Pacchetto turistico non fruito per Covid, il viaggiatore ha diritto alla riduzione del prezzo (fonte immagine: Pixabay)

Pacchetto turistico non fruito per Covid, il viaggiatore ha diritto alla riduzione del prezzo

Viaggio nelle Canarie senza accesso a piscina e spiagge e con ritorno anticipato per la pandemia. La Corte di giustizia della Ue ha stabilito che il viaggiatore ha diritto alla riduzione del prezzo del pacchetto turistico per i servizi non fruiti a causa delle restrizioni legate alla pandemia da Covid-19

Il viaggiatore ha diritto alla riduzione del prezzo del pacchetto turistico per i servizi non fruiti a causa delle restrizioni legate alla pandemia da Covid-19. Se il pacchetto turistico è stato alterato – spiagge chiuse, divieto di accesso in piscina, rientro anticipato – i viaggiatori possono aver diritto a una riduzione del prezzo del pacchetto. Questo perché la direttiva europea sui pacchetti turistici prevede una responsabilità oggettiva dell’organizzatore. È quanto ha deciso oggi la Corte di Giustizia dell’Unione europea, interpellata sul caso di un pacchetto turistico per le isole Canarie del 2020 di fatto “saltato” a causa delle restrizioni imposte della pandemia.

Il pacchetto turistico alle Canarie e le restrizioni per la pandemia

Il caso riguarda quanto accaduto a due viaggiatori che avevano comprato presso un organizzatore di viaggi tedesco un pacchetto turistico per un viaggio di due settimane a Gran Canaria con inizio il 13 marzo 2020. I viaggiatori chiedono una riduzione del prezzo del 70% a causa delle restrizioni imposte sull’isola il 15 marzo per contrastare la pandemia e per il ritorno anticipato dal viaggio. Infatti, mentre erano lì, le spiagge sono state chiuse ed è stato applicato un coprifuoco, cosicché ai clienti non è stato consentito lasciare la loro stanza se non per i pasti.

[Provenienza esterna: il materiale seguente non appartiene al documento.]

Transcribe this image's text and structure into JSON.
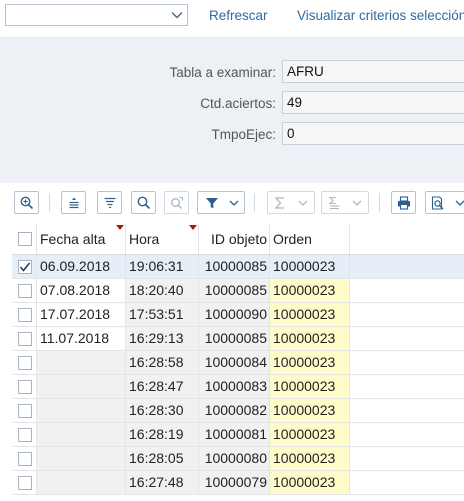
{
  "toolbar": {
    "combo_value": "",
    "refresh_label": "Refrescar",
    "criteria_label": "Visualizar criterios selección"
  },
  "selection": {
    "fields": [
      {
        "label": "Tabla a examinar:",
        "value": "AFRU"
      },
      {
        "label": "Ctd.aciertos:",
        "value": "49"
      },
      {
        "label": "TmpoEjec:",
        "value": "0"
      }
    ]
  },
  "grid_toolbar": {
    "icons": [
      "zoom-in-icon",
      "align-center-icon",
      "align-filter-icon",
      "search-icon",
      "search-next-icon",
      "filter-icon",
      "sum-icon",
      "subtotal-icon",
      "print-icon",
      "print-preview-icon"
    ]
  },
  "table": {
    "headers": {
      "fecha": "Fecha alta",
      "hora": "Hora",
      "id": "ID objeto",
      "orden": "Orden"
    },
    "rows": [
      {
        "checked": true,
        "fecha": "06.09.2018",
        "hora": "19:06:31",
        "id": "10000085",
        "orden": "10000023"
      },
      {
        "checked": false,
        "fecha": "07.08.2018",
        "hora": "18:20:40",
        "id": "10000085",
        "orden": "10000023"
      },
      {
        "checked": false,
        "fecha": "17.07.2018",
        "hora": "17:53:51",
        "id": "10000090",
        "orden": "10000023"
      },
      {
        "checked": false,
        "fecha": "11.07.2018",
        "hora": "16:29:13",
        "id": "10000085",
        "orden": "10000023"
      },
      {
        "checked": false,
        "fecha": "",
        "hora": "16:28:58",
        "id": "10000084",
        "orden": "10000023"
      },
      {
        "checked": false,
        "fecha": "",
        "hora": "16:28:47",
        "id": "10000083",
        "orden": "10000023"
      },
      {
        "checked": false,
        "fecha": "",
        "hora": "16:28:30",
        "id": "10000082",
        "orden": "10000023"
      },
      {
        "checked": false,
        "fecha": "",
        "hora": "16:28:19",
        "id": "10000081",
        "orden": "10000023"
      },
      {
        "checked": false,
        "fecha": "",
        "hora": "16:28:05",
        "id": "10000080",
        "orden": "10000023"
      },
      {
        "checked": false,
        "fecha": "",
        "hora": "16:27:48",
        "id": "10000079",
        "orden": "10000023"
      }
    ]
  },
  "colors": {
    "link": "#2f6aa1",
    "selection_bg": "#edf0f4",
    "orden_column": "#fffcc9",
    "selected_row": "#e6eef8",
    "sort_marker": "#b5121b"
  }
}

L’accesso alle piscine e alle sedie a sdraio è stato vietato e il programma di animazioni è stato annullato.

Il 18 marzo 2020 i due viaggiatori sono stati informati che dovevano tenersi pronti a lasciare l’isola in qualsiasi momento e, il giorno successivo, sono dovuti rientrare in Germania.

Il caso è arrivato alla Corte di giustizia che è stata interpellata sulla direttiva relativa ai pacchetti turistici. Per la direttiva il viaggiatore ha diritto a un’adeguata riduzione del prezzo per il periodo di non conformità dei servizi forniti, a meno che l’organizzatore dimostri che tale difetto di conformità è imputabile al viaggiatore.

Con la sentenza pronunciata oggi, la Corte risponde che «il viaggiatore ha diritto a una riduzione del prezzo del suo pacchetto turistico quando un difetto di conformità dei servizi turistici inclusi nel suo pacchetto sia dovuto a restrizioni imposte nel suo luogo di destinazione per contrastare la diffusione di una malattia infettiva, quale la COVID-19».

Pacchetto turistico e diritti dei viaggiatori, cosa dice la Corte

Sul diritto alla riduzione del prezzo la direttiva, spiega la Corte, prevede una responsabilità oggettiva dell’organizzatore. Nel caso in questione l’inesatta esecuzione dei servizi turistici non dipende dal viaggiatore e, informa una nota, «poco importa che restrizioni come quelle di cui trattasi siano state imposte nel luogo di residenza del viaggiatore e in altri paesi in ragione della propagazione mondiale della COVID-19. Per essere adeguata, la riduzione di prezzo deve essere valutata con riferimento ai servizi inclusi nel pacchetto considerato e corrispondere al valore dei servizi dei quali sia stato accertato il difetto di conformità».

Gli obblighi dell’organizzatore derivanti dal contratto di pacchetto turistico, prosegue la Corte, comprendono non solo quelli espressamente stipulati nel contratto, ma anche quelli ad esso collegati risultanti dallo scopo di tale contratto. La giustizia tedesca dovrà ora valutare se, sulla base dei servizi che l’organizzatore doveva fornire, la chiusura delle piscine, l’assenza di animazione, l’impossibilità di accedere alle spiagge e di visitare l’isola potevano costituire inadempimenti o inesatta esecuzione del contratto da parte di detto organizzatore. Una volta fatta tale valutazione, conclude la Corte, la riduzione di prezzo del pacchetto turistico deve corrispondere al valore dei servizi turistici non conformi.